To conduct a gridsearch to find suitable combinations of hyper-parameters, use the `gridsearch.py` script but note, that the combinations are hard-coded into the python file. Other than that, the script should be fairly easy to use. Furthermore, [this](analysis/evaluate_gridsearch.ipynb) notebook contains  basic analysis to choose a good setting from a successful gridsearch.

To produce basic plots of performance, a prediction for every gene and a comparison with the competing methods, run the `postprocessing.py` script:
```
python postprocessing.py -m <path-to-model-directory> -n <name-of-ppi-network> -nm True/False
```
The name of the PPI network can be any of `CPDB`, `Multinet`, `PCNet`, `STRING`, `IRef` or `IRefNew` and is case-insensitive. The `-nm` argument specifies if several network measures, such as betweenness centrality, clustering coefficient, degree and others should be included in the comparison to other methods.
Beware that the paths to several datasets are hard-coded in the beginning of the script. If you downloaded these datasets, please correct the paths accordingly.
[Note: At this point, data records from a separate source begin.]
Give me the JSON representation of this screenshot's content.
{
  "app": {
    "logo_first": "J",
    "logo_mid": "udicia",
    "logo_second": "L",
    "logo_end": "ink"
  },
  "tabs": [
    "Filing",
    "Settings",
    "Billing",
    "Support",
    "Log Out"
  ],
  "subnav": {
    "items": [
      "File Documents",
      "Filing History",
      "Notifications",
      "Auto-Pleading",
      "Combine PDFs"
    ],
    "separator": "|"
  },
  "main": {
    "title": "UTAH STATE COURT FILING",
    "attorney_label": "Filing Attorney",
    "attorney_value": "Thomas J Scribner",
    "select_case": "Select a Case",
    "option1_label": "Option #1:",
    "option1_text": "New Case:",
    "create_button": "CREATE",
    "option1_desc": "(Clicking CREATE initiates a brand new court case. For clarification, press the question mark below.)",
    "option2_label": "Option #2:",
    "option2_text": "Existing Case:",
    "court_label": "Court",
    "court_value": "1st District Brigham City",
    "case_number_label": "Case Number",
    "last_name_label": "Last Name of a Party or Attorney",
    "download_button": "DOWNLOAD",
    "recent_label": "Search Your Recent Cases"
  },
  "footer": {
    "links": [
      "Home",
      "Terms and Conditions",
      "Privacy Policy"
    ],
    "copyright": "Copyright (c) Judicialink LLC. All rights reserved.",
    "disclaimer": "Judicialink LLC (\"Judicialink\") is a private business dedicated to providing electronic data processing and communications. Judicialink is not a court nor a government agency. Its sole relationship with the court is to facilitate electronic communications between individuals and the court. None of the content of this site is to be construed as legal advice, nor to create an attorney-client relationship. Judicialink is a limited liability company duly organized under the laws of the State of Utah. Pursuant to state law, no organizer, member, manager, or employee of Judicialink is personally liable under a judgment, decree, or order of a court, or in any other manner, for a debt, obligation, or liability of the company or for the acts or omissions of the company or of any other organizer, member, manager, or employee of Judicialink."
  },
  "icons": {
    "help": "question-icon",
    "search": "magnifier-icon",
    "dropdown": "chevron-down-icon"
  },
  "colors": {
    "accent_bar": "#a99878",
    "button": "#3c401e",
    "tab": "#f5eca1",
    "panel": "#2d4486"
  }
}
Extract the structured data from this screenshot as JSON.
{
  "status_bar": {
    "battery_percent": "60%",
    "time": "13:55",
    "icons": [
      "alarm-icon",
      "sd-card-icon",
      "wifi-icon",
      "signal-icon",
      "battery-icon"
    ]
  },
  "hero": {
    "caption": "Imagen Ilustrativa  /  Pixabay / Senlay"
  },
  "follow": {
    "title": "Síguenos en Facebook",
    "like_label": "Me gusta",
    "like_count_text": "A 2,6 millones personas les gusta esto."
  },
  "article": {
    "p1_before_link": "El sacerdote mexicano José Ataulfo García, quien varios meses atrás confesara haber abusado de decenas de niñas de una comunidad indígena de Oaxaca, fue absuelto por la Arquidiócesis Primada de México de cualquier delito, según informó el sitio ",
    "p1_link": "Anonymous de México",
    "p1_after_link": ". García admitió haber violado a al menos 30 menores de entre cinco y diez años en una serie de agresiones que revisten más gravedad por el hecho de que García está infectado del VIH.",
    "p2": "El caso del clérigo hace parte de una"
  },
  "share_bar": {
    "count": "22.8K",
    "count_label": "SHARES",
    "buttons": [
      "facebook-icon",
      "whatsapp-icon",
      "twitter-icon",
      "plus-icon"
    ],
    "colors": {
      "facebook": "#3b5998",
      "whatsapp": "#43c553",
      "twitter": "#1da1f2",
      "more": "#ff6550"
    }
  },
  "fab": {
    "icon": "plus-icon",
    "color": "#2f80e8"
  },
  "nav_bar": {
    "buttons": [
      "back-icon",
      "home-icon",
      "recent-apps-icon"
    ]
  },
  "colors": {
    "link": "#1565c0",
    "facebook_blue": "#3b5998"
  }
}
## Preparing Your Own Data for Use with EMOGI
See the [readme file in pancancer](pancancer/README.md) for explanations on how you can process your own data and prepare it for EMOGI training.

## Additional datasets
We used various different data sets from the community to train and validate EMOGI. For deriving positive and negative labels, as well as for functional validation and relationships to other cancer gene sets, a diverse set of data sets were used. Links to the databases and publications can be found below. Ideally, the jupyter notebooks in this repository contain a data section in the beginning where you can exchange the paths with your own copies of the files. Furthermore, some crucial scripts (such as postprocessing and computation of LRP) will work but not produce all of the plots if certain datasets are not available.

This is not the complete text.